F4: These shares are owned directly by Polaris Entrepreneurs' V, whose general partner is Polaris Management. Each of Flint and the Reporting Person are the managing members of Polaris Management and may each be deemed to share voting and dispositive power over the shares held by each of the Polaris V Funds. Polaris Management may be deemed to have sole power to vote and dispose of the shares held by the Polaris V Funds. Each of Flint, the Reporting Person and Polaris Management disclaims beneficial ownership of these securities and this report shall not be deemed to be an admission that any of them is the beneficial owner of such securities for purposes of Section 16 or any other purpose, except to the extent of their respective pecuniary interests therein.
F5: These shares are owned directly by Polaris Founders' V, whose general partner is Polaris Management. Each of Flint and the Reporting Person are the managing members of Polaris Management and may each be deemed to share voting and dispositive power over the shares held by each of the Polaris V Funds. Polaris Management may be deemed to have sole power to vote and dispose of the shares held by the Polaris V Funds. Each of Flint, the Reporting Person and Polaris Management disclaims beneficial ownership of these securities and this report shall not be deemed to be an admission that any of them is the beneficial owner of such securities for purposes of Section 16 or any other purpose, except to the extent of their respective pecuniary interests therein.
F6: These shares are owned directly by Polaris Special Founders' V, whose general partner is Polaris Management. Each of Flint and the Reporting Person are the managing members of Polaris Management and, may each be deemed to share voting and dispositive power over the shares held by each of the Polaris V Funds. Polaris Management may be deemed to have sole power to vote and dispose of the shares held by the Polaris V Funds. Each of Flint, the Reporting Person and Polaris Management disclaims beneficial ownership of these securities and this report shall not be deemed to be an admission that any of them is the beneficial owner of such securities for purposes of Section 16 or any other purpose, except to the extent of their respective pecuniary interests therein.
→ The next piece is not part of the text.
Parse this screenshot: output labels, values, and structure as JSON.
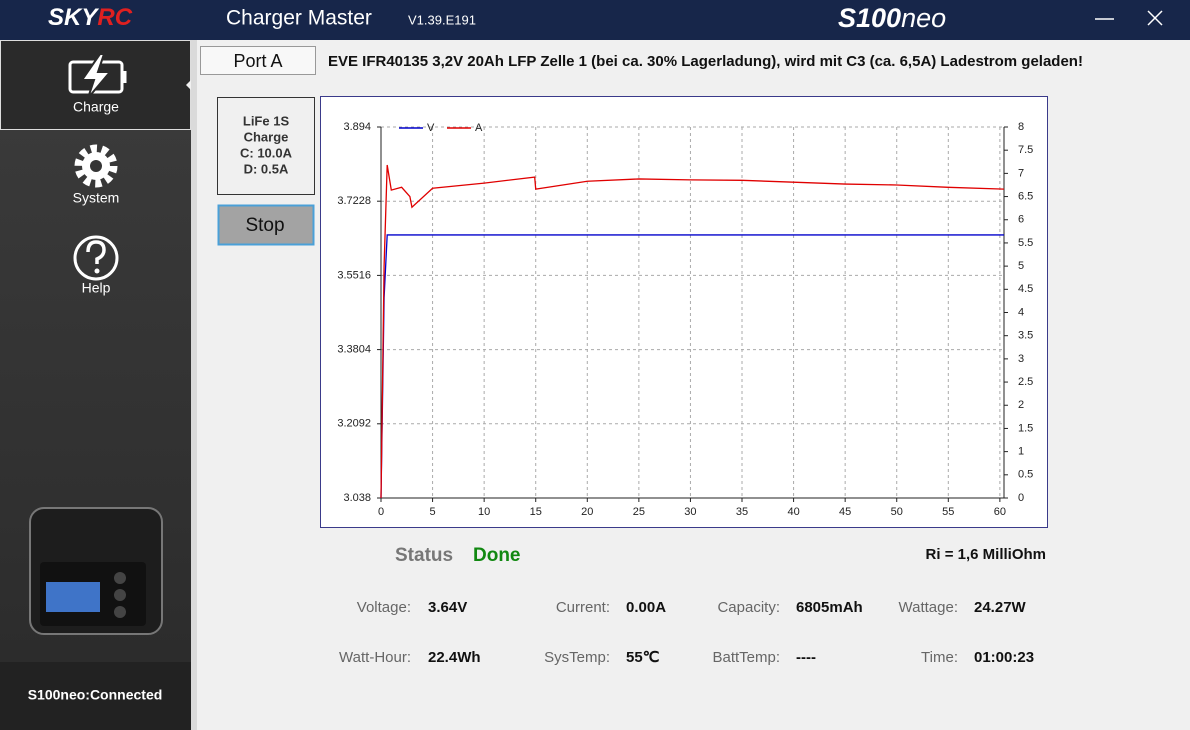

F7: The Series A-2 Convertible Preferred Stock is convertible into Common Stock on a 0.35785-for-one basis into the number of shares of Common Stock shown in column 3 at any time at the holder's election and automatically upon the closing of the Issuer's initial public offering without payment of further consideration. The shares have no expiration date.
F8: The Series B Convertible Preferred Stock is convertible into Common Stock on a 0.44650-for-one basis into the number of shares of Common Stock shown in column 3 at any time at the holder's election and automatically upon the closing of the Issuer's initial public offering without payment of further consideration. The shares have no expiration date.
F9: The Series C Convertible Preferred Stock is convertible into Common Stock on a 0.49832-for-one basis into the number of shares of Common Stock shown in column 3 at any time at the holder's election and automatically upon the closing of the Issuer's initial public offering without payment of further consideration. The shares have no expiration date.
F10: The Series D Convertible Preferred Stock is convertible into Common Stock on a 0.29300-for-one basis into the number of shares of Common Stock shown in column 3 at any time at the holder's election and automatically upon the closing of the Issuer's initial public offering without payment of further consideration. The shares have no expiration date.